Sources: NHL mulling conference-based playoffs

The NHL and the NHLPA are discussing a 24-team, conference-based playoff format for a potential restart to the 2019-20 season this summer, sources confirmed to ESPN.

The proposed format was first reported by Sportsnet.

The NHL season has been on pause since March 12 due to the COVID-19 pandemic.

The playoffs would be conference-based and would remain bracketed, replacing the divisional wild-card format the league has used since 2013. The top four seeds, determined by their standings points percentage when the regular season was paused, would receive byes through a round of best-of-five play-in series that would feature the fifth seed through the 12th seed.

Those play-in series would determine which teams advance to a traditional 16-team Stanley Cup Playoff bracket, which would feature seven-game series.

The NHL will likely utilize only two “hub” cities for its season restart if the proposed 24-team, conference-based playoff format is approved by the league and the NHLPA, an NHL source told ESPN. The NHL had been exploring using four different “hub” arena sites during a season restart.

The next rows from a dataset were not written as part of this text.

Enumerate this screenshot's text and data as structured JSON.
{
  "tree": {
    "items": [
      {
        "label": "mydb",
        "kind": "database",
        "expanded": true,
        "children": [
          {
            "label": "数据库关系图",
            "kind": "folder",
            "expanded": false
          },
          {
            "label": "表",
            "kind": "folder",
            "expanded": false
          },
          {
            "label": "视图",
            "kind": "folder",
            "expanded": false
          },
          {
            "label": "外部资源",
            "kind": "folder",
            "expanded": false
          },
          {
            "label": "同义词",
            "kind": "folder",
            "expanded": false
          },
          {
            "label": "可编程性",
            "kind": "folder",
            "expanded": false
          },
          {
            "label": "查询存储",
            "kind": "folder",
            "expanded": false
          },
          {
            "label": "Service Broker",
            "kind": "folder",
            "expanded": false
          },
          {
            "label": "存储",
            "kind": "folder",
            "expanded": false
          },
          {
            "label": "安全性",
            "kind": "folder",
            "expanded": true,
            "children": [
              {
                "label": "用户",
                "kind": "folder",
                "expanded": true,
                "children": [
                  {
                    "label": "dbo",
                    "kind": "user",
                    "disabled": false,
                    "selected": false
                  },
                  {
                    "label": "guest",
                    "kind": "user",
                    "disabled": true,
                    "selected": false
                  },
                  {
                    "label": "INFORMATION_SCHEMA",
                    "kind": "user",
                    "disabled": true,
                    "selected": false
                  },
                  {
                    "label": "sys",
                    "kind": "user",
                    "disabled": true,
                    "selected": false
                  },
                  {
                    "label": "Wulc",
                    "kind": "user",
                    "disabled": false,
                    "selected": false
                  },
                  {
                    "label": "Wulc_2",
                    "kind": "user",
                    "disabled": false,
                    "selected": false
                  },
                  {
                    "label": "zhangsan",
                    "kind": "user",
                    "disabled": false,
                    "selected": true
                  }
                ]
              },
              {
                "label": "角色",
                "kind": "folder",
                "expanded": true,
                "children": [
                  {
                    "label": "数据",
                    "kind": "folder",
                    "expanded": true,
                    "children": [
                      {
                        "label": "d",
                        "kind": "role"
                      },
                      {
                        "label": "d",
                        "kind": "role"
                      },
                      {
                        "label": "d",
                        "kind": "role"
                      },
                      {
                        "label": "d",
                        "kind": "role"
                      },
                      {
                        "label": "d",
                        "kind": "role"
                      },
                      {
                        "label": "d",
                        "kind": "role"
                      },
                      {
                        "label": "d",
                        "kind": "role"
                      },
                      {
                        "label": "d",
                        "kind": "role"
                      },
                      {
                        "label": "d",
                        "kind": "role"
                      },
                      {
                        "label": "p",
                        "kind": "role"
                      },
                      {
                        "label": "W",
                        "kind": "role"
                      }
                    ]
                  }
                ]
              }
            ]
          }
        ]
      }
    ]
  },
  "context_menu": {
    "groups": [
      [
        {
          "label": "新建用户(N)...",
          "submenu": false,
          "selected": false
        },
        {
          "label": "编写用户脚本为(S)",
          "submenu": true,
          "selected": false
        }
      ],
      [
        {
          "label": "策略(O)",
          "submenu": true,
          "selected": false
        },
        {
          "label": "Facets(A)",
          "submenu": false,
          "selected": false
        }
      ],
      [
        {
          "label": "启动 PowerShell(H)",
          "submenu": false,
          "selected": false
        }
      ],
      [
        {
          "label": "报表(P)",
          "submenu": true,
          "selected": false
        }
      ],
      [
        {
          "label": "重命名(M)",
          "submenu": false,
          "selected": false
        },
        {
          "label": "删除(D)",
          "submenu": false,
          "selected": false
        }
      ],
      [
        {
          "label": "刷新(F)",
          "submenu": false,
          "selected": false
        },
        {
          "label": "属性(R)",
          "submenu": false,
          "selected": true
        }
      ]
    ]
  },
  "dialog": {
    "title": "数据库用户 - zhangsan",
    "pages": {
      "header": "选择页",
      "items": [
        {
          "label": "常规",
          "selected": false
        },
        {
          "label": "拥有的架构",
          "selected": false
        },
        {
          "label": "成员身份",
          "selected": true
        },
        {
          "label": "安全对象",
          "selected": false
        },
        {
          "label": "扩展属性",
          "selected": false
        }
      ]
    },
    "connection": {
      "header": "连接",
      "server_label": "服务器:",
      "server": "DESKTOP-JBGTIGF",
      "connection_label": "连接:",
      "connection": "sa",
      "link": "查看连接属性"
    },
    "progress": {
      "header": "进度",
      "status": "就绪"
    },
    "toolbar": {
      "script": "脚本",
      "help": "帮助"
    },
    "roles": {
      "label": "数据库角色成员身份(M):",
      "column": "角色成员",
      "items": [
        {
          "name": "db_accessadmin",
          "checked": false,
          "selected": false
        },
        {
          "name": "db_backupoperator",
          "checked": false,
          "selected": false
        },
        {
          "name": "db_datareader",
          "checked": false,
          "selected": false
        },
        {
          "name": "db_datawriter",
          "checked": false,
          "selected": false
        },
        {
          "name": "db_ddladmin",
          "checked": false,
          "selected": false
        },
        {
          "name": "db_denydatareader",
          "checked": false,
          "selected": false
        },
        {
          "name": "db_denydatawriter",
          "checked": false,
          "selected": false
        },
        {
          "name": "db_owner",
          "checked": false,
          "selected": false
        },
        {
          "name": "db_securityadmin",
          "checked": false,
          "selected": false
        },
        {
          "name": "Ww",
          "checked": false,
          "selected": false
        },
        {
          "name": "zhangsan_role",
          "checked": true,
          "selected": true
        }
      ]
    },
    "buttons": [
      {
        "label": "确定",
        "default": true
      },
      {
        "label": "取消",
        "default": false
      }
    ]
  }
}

Commissioner Gary Bettman said Monday that 8-9 locations were still under consideration.

Fans will not be allowed and logistics remain a work in progress.

The NHLPA executive committee will meet Thursday to discuss the format and other “Return To Play” issues. When asked about the proposed format and the two “hub” city plan, deputy commissioner Bill Daly told ESPN in an email, “I’m not aware of any agreement yet. Don’t want to jump the gun on anything.”

The proposed playoff format would also include the top four seeds participating in a three-game tournament among themselves during the play-in round, alleviating concerns from top teams that they would face sharp teams coming off first-round games while they’re idle.

The fourth seed in each conference would face the winner of the matchup between the 5 and 12 seeds, with the No. 3 seed taking on the winner of the 6-11 matchup. The second seed would play the winner of the play-in series between the 7 and 10 seeds, with the conference’s top seed awaiting the winner of the No. 8 vs. No. 9 meeting.

Under the proposed format, the seeding and play-in series would be as follows:


Top seeds: Boston Bruins (1), Tampa Bay Lightning (2), Washington Capitals (3), Philadelphia Flyers (4)

Play-in series: Pittsburgh Penguins (5) vs. Montreal Canadiens (12); Carolina Hurricanes (6) vs. New York Rangers (11); New York Islanders (7) vs. Florida Panthers (10); and Toronto Maple Leafs (8) vs. Columbus Blue Jackets (9).


Top seeds: St. Louis Blues (1), Colorado Avalanche (2), Vegas Golden Knights (3) and Dallas Stars (4).

Play-in series: Edmonton Oilers (5) vs. Chicago Blackhawks (12); Nashville Predators (6) vs. Arizona Coyotes (11); Vancouver Canucks (7) vs. Minnesota Wild (10); and Calgary Flames (8) vs. Winnipeg Jets (9).

Expanding the Stanley Cup Playoffs from 16 to 24 teams has been favored by the NHL as an equitable remedy for teams that were near the playoff bubble when the regular season was paused. For example, just four points separated the 11th-seeded Coyotes from the final wild-card spot with 12 games remaining in the season.